Capturing the protocol is important for a good understanding of security testing. When a packet data is blocked between the webserver and the client, it is time to realize the importance of the protocol.
HTTP stands for Hypertext Transfer Protocol. HTTP is an application-layer protocol for distributed, combined or hypermedia information systems. It has been the foundation for information communication on the World Wide Web (www) since 1990. HTTP is a generic protocol and is in the form of a
stateless protocol that allows users to use it for many other purposes as well as to use extensions from request method, error codes and headers by itself.
Basically, HTTP is a TCP / IP-based communication protocol, used to distribute data such as HTML files, image files, query results, etc. via the web. It provides a standardized way for computers to communicate with each other. HTTP shows how the client request data is sent to the server and how the server responds to these requests.
Stateless protocol is a design that does not save client data on the server, meaning that after the client sends data to the server, the server completes and returns the results, the server does not save any data of the client.

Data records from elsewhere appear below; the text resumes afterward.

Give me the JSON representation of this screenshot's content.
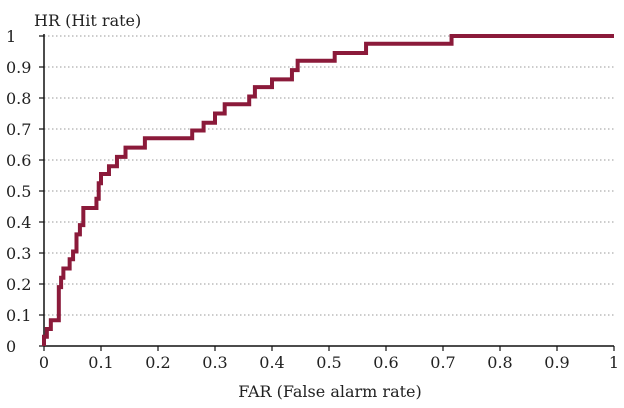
{
  "chart_data": {
    "type": "line",
    "title": "",
    "xlabel": "FAR (False alarm rate)",
    "ylabel": "HR (Hit rate)",
    "xlim": [
      0,
      1
    ],
    "ylim": [
      0,
      1
    ],
    "grid": "horizontal dotted",
    "line_color": "#8B1A3A",
    "x_ticks": [
      0,
      0.1,
      0.2,
      0.3,
      0.4,
      0.5,
      0.6,
      0.7,
      0.8,
      0.9,
      1
    ],
    "x_tick_labels": [
      "0",
      "0.1",
      "0.2",
      "0.3",
      "0.4",
      "0.5",
      "0.6",
      "0.7",
      "0.8",
      "0.9",
      "1"
    ],
    "y_ticks": [
      0,
      0.1,
      0.2,
      0.3,
      0.4,
      0.5,
      0.6,
      0.7,
      0.8,
      0.9,
      1
    ],
    "y_tick_labels": [
      "0",
      "0.1",
      "0.2",
      "0.3",
      "0.4",
      "0.5",
      "0.6",
      "0.7",
      "0.8",
      "0.9",
      "1"
    ],
    "series": [
      {
        "points": [
          [
            0,
            0
          ],
          [
            0,
            0.03
          ],
          [
            0.005,
            0.03
          ],
          [
            0.005,
            0.055
          ],
          [
            0.012,
            0.055
          ],
          [
            0.012,
            0.083
          ],
          [
            0.026,
            0.083
          ],
          [
            0.026,
            0.19
          ],
          [
            0.03,
            0.19
          ],
          [
            0.03,
            0.22
          ],
          [
            0.034,
            0.22
          ],
          [
            0.034,
            0.25
          ],
          [
            0.045,
            0.25
          ],
          [
            0.045,
            0.28
          ],
          [
            0.051,
            0.28
          ],
          [
            0.051,
            0.305
          ],
          [
            0.057,
            0.305
          ],
          [
            0.057,
            0.36
          ],
          [
            0.063,
            0.36
          ],
          [
            0.063,
            0.39
          ],
          [
            0.069,
            0.39
          ],
          [
            0.069,
            0.445
          ],
          [
            0.092,
            0.445
          ],
          [
            0.092,
            0.475
          ],
          [
            0.096,
            0.475
          ],
          [
            0.096,
            0.525
          ],
          [
            0.1,
            0.525
          ],
          [
            0.1,
            0.555
          ],
          [
            0.114,
            0.555
          ],
          [
            0.114,
            0.58
          ],
          [
            0.128,
            0.58
          ],
          [
            0.128,
            0.61
          ],
          [
            0.143,
            0.61
          ],
          [
            0.143,
            0.64
          ],
          [
            0.177,
            0.64
          ],
          [
            0.177,
            0.67
          ],
          [
            0.26,
            0.67
          ],
          [
            0.26,
            0.695
          ],
          [
            0.28,
            0.695
          ],
          [
            0.28,
            0.72
          ],
          [
            0.3,
            0.72
          ],
          [
            0.3,
            0.75
          ],
          [
            0.317,
            0.75
          ],
          [
            0.317,
            0.78
          ],
          [
            0.36,
            0.78
          ],
          [
            0.36,
            0.805
          ],
          [
            0.37,
            0.805
          ],
          [
            0.37,
            0.835
          ],
          [
            0.4,
            0.835
          ],
          [
            0.4,
            0.86
          ],
          [
            0.435,
            0.86
          ],
          [
            0.435,
            0.89
          ],
          [
            0.445,
            0.89
          ],
          [
            0.445,
            0.92
          ],
          [
            0.51,
            0.92
          ],
          [
            0.51,
            0.945
          ],
          [
            0.565,
            0.945
          ],
          [
            0.565,
            0.975
          ],
          [
            0.715,
            0.975
          ],
          [
            0.715,
            1
          ],
          [
            1,
            1
          ]
        ]
      }
    ]
  }
}
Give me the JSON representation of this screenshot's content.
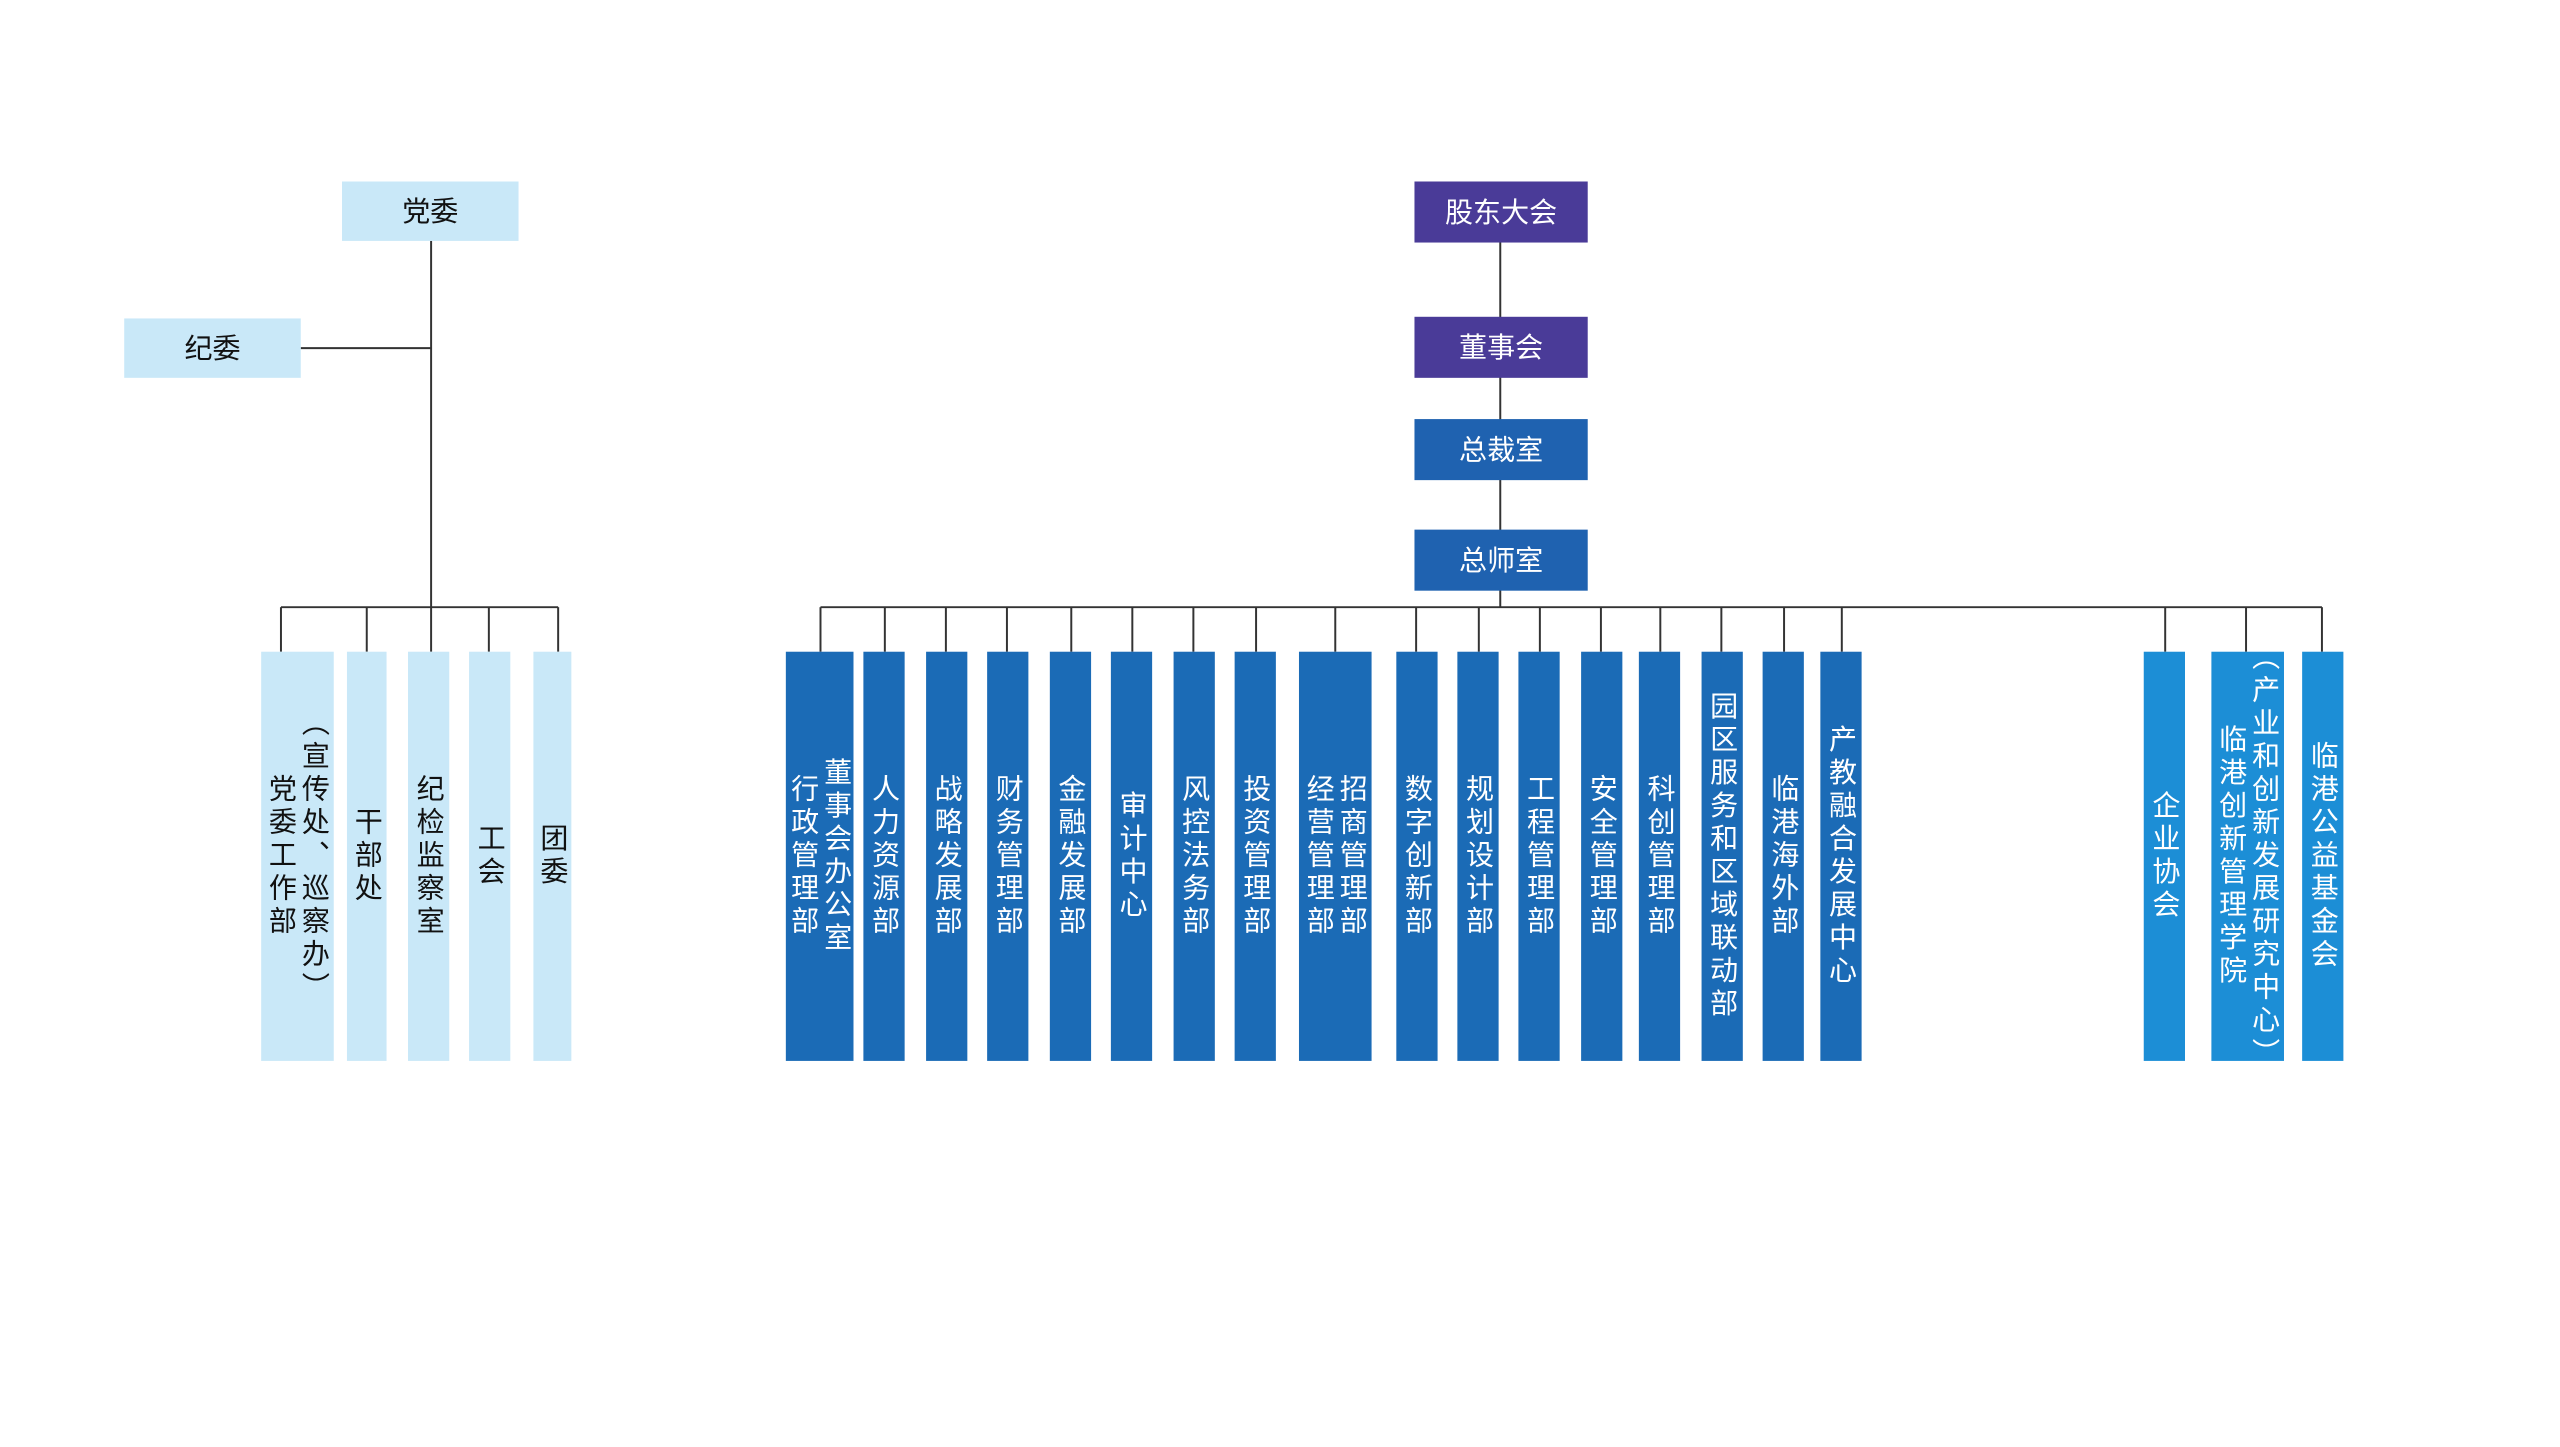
{
  "party": {
    "top": "党委",
    "side": "纪委",
    "departments": [
      {
        "lines": [
          "党委工作部",
          "（宣传处、巡察办）"
        ]
      },
      {
        "lines": [
          "干部处"
        ]
      },
      {
        "lines": [
          "纪检监察室"
        ]
      },
      {
        "lines": [
          "工会"
        ]
      },
      {
        "lines": [
          "团委"
        ]
      }
    ]
  },
  "corporate": {
    "levels": [
      "股东大会",
      "董事会",
      "总裁室",
      "总师室"
    ],
    "departments": [
      {
        "lines": [
          "董事会办公室",
          "行政管理部"
        ]
      },
      {
        "lines": [
          "人力资源部"
        ]
      },
      {
        "lines": [
          "战略发展部"
        ]
      },
      {
        "lines": [
          "财务管理部"
        ]
      },
      {
        "lines": [
          "金融发展部"
        ]
      },
      {
        "lines": [
          "审计中心"
        ]
      },
      {
        "lines": [
          "风控法务部"
        ]
      },
      {
        "lines": [
          "投资管理部"
        ]
      },
      {
        "lines": [
          "招商管理部",
          "经营管理部"
        ]
      },
      {
        "lines": [
          "数字创新部"
        ]
      },
      {
        "lines": [
          "规划设计部"
        ]
      },
      {
        "lines": [
          "工程管理部"
        ]
      },
      {
        "lines": [
          "安全管理部"
        ]
      },
      {
        "lines": [
          "科创管理部"
        ]
      },
      {
        "lines": [
          "园区服务和区域联动部"
        ]
      },
      {
        "lines": [
          "临港海外部"
        ]
      },
      {
        "lines": [
          "产教融合发展中心"
        ]
      }
    ],
    "affiliates": [
      {
        "lines": [
          "企业协会"
        ]
      },
      {
        "lines": [
          "临港创新管理学院",
          "（产业和创新发展研究中心）"
        ]
      },
      {
        "lines": [
          "临港公益基金会"
        ]
      }
    ]
  }
}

There are three basic features that make HTTP a simple yet powerful protocol:
- HTTP – Connectionless : on the HTTP client side, such as the browser will initiate an HTTP request. After initiating the request, the client disconnects from the server and waits for a response. The server will process the request and re-establish the connection with the client to send feedback.
- HTTP – Media independent : any type of data can be sent using HTTP as long as the client and server know how to handle the content of the data. This is required by the client as well as the server to specify the content type using the appropriate
- HTTP – Stateless : the server and the client can only recognize each other at the same time. After that, both sides will lose connection with each other. Due to this nature of the protocol, neither the client nor the browser can store information between different requests on web pages.

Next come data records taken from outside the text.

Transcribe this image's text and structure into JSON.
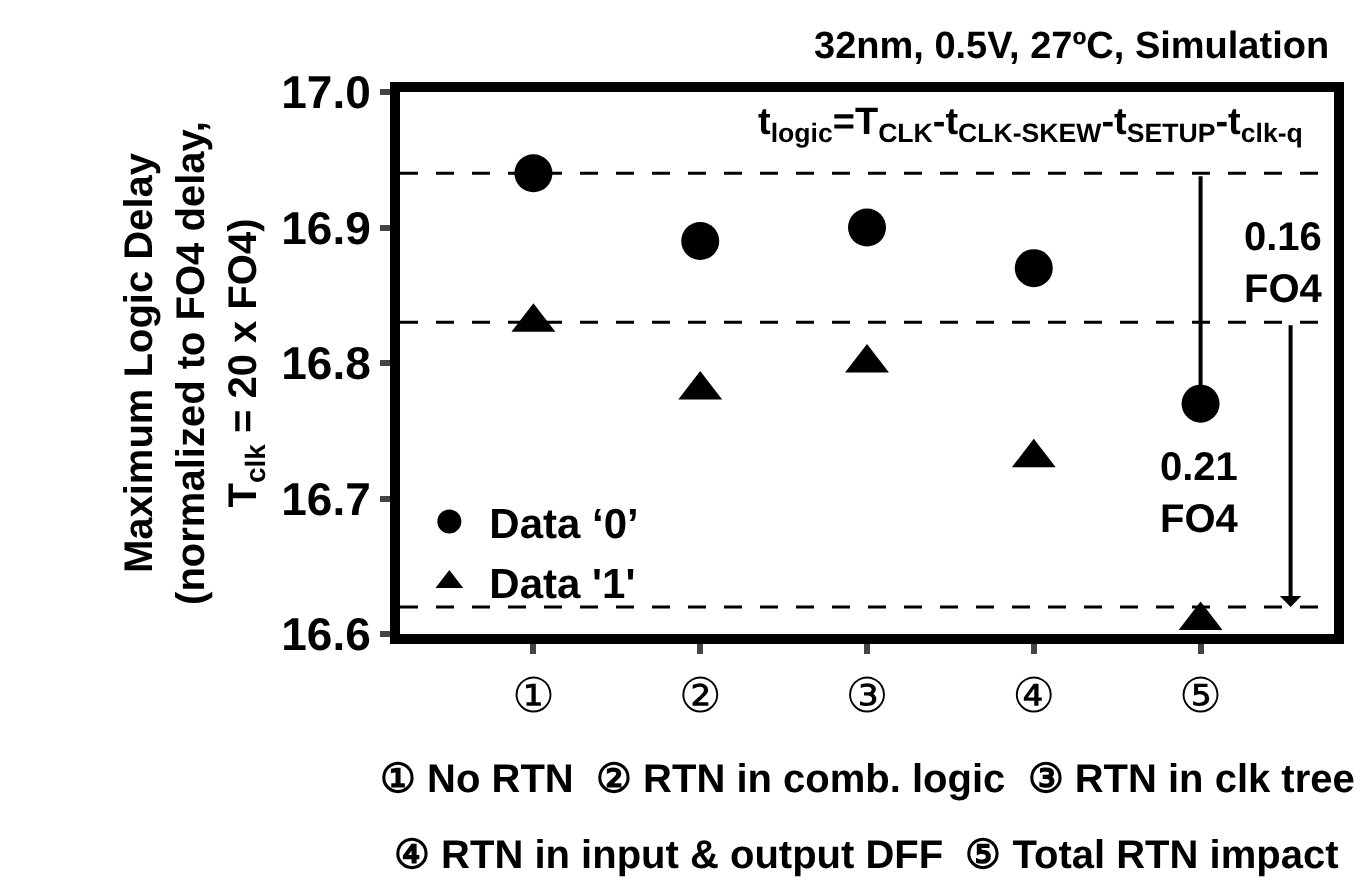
{
  "chart_data": {
    "type": "scatter",
    "title": "32nm, 0.5V, 27ºC, Simulation",
    "ylabel": "Maximum Logic Delay\n(normalized to FO4 delay,\nT$_{clk}$ = 20 x FO4)",
    "categories": [
      "①",
      "②",
      "③",
      "④",
      "⑤"
    ],
    "series": [
      {
        "name": "Data ‘0’",
        "color": "#000000",
        "marker": "circle",
        "values": [
          16.94,
          16.89,
          16.9,
          16.87,
          16.77
        ]
      },
      {
        "name": "Data '1'",
        "color": "#000000",
        "marker": "triangle",
        "values": [
          16.83,
          16.78,
          16.8,
          16.73,
          16.61
        ]
      }
    ],
    "ylim": [
      16.6,
      17.0
    ],
    "yticks": [
      {
        "value": 16.6,
        "label": "16.6"
      },
      {
        "value": 16.7,
        "label": "16.7"
      },
      {
        "value": 16.8,
        "label": "16.8"
      },
      {
        "value": 16.9,
        "label": "16.9"
      },
      {
        "value": 17.0,
        "label": "17.0"
      }
    ],
    "legend": "bottom left",
    "ref_lines": [
      {
        "axis": "y",
        "value": 16.94,
        "color": "#000000",
        "line_style": "dashed"
      },
      {
        "axis": "y",
        "value": 16.83,
        "color": "#000000",
        "line_style": "dashed"
      },
      {
        "axis": "y",
        "value": 16.62,
        "color": "#000000",
        "line_style": "dashed"
      }
    ],
    "annotations": [
      "t$_{logic}$=T$_{CLK}$-t$_{CLK-SKEW}$-t$_{SETUP}$-t$_{clk-q}$",
      {
        "text": "0.16\nFO4",
        "x": "⑤",
        "y": 16.77
      },
      {
        "text": "0.21\nFO4",
        "x": "⑤",
        "y": 16.62
      },
      "① No RTN  ② RTN in comb. logic  ③ RTN in clk tree",
      "④ RTN in input & output DFF  ⑤ Total RTN impact"
    ]
  }
}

HTTP / 1.0 uses a new connection for each request / respone exchange while HTTP / 1.1 can be used for one or more request / respone exchanges.
MIME stands for “Multipurpose Internet Mail Extensions” which is an Internet standard for email format.
The following diagram describes the basic architecture of a web application and the HTTP description The HTTP protocol is a request / respone protocol based on the client / server structure where web browsers, robots and search engines, etc. act as HTTP clients and web servers act as servers.
- Client : HTTP clients send a request to the server as a request method, URL and protocol version, followed by a MIME-like message, containing request modifiers, client information, and possibly body content over a TCP / IP connection.
- Server : The HTTP server responds as a status line containing the protcol version of the message and a successful or error code status, followed by a message like MIME, containing server information, entity meta information and possibly internal content. do entity-body
HTTP – Disadvantages
- HTTP is not secure
- HTTP uses the default port 80 to exchange data
- HTTP works at the application layer (application layer) to transfer data, it will have to set up multiple ports, invisible and costly to operate.
- HTTP does not require encryption certificates and digital certificates.
Details about HTTP Protocol Details will be covered in the next article, so everyone is welcome to read.
HTTPS (Hypertext Transfer Protocol over Secure Socket Layer) or HTTP over SSL is a web protocol developed by Netscape. It is not a protocol, it is the result of an HTTP layer over SSL / TLS (Secure Socket Layer / Transport Layer Security).
In short, HTTPS = HTTP + SSL
When is HTTPS Required?
When using the browser, the sending and receiving information will be executed by HTTP protocol. Therefore, this leads to the fact that anyone can eavesdrop on the conversation between our computer and the web server. So when it comes to exchanging sensitive and personal information, how should this case be handled? That is when HTTPS needs to be used to secure and prevent unauthorized access.
Https protocol is often used in the following scenarios:
- Banking Websites
- Payment Gateway
- Shopping Websites
- All Login Pages
- Email Apps
Basic Working of HTTPS
- HTTPS Protocol requires public key and signed certificates from server.
- Client sends requests to https: //
- When using a connection using the https protocol, the server sends responds to the connection initiated by providing a list of encryption methods that the webserver supports.
- During the response process, the client chooses a connection method and the client and server exchange certificates (certificates) to verify the identity of the two parties.
- After step 4 is completed, both the webserver and the client will exchange encrypted information after making sure that the two parties are using the same key and the connection is closed.
- To store https connections, the server must have a public key certificate in which the key embeds key information with the key identity identity.
- All certificates are verified by a third party so that clients are assured that the key is always secure.
HTTPS is more secure than HTTP in encrypting data and protecting personal information. However, each method has advantages and disadvantages.
HTTP is a website that responds faster than HTTPS. Therefore it is often used for news sites that need quick information.
Because HTTPS is more secure, it’s often used for data entry sites such as bank accounts, personal emails, and pages that need to be transacted.
Depending on the purpose, HTTP or HTTPS is used for websites. When researching security testing, we need to get an overview of these protocols to understand how packets are secure or insecure on the Internet.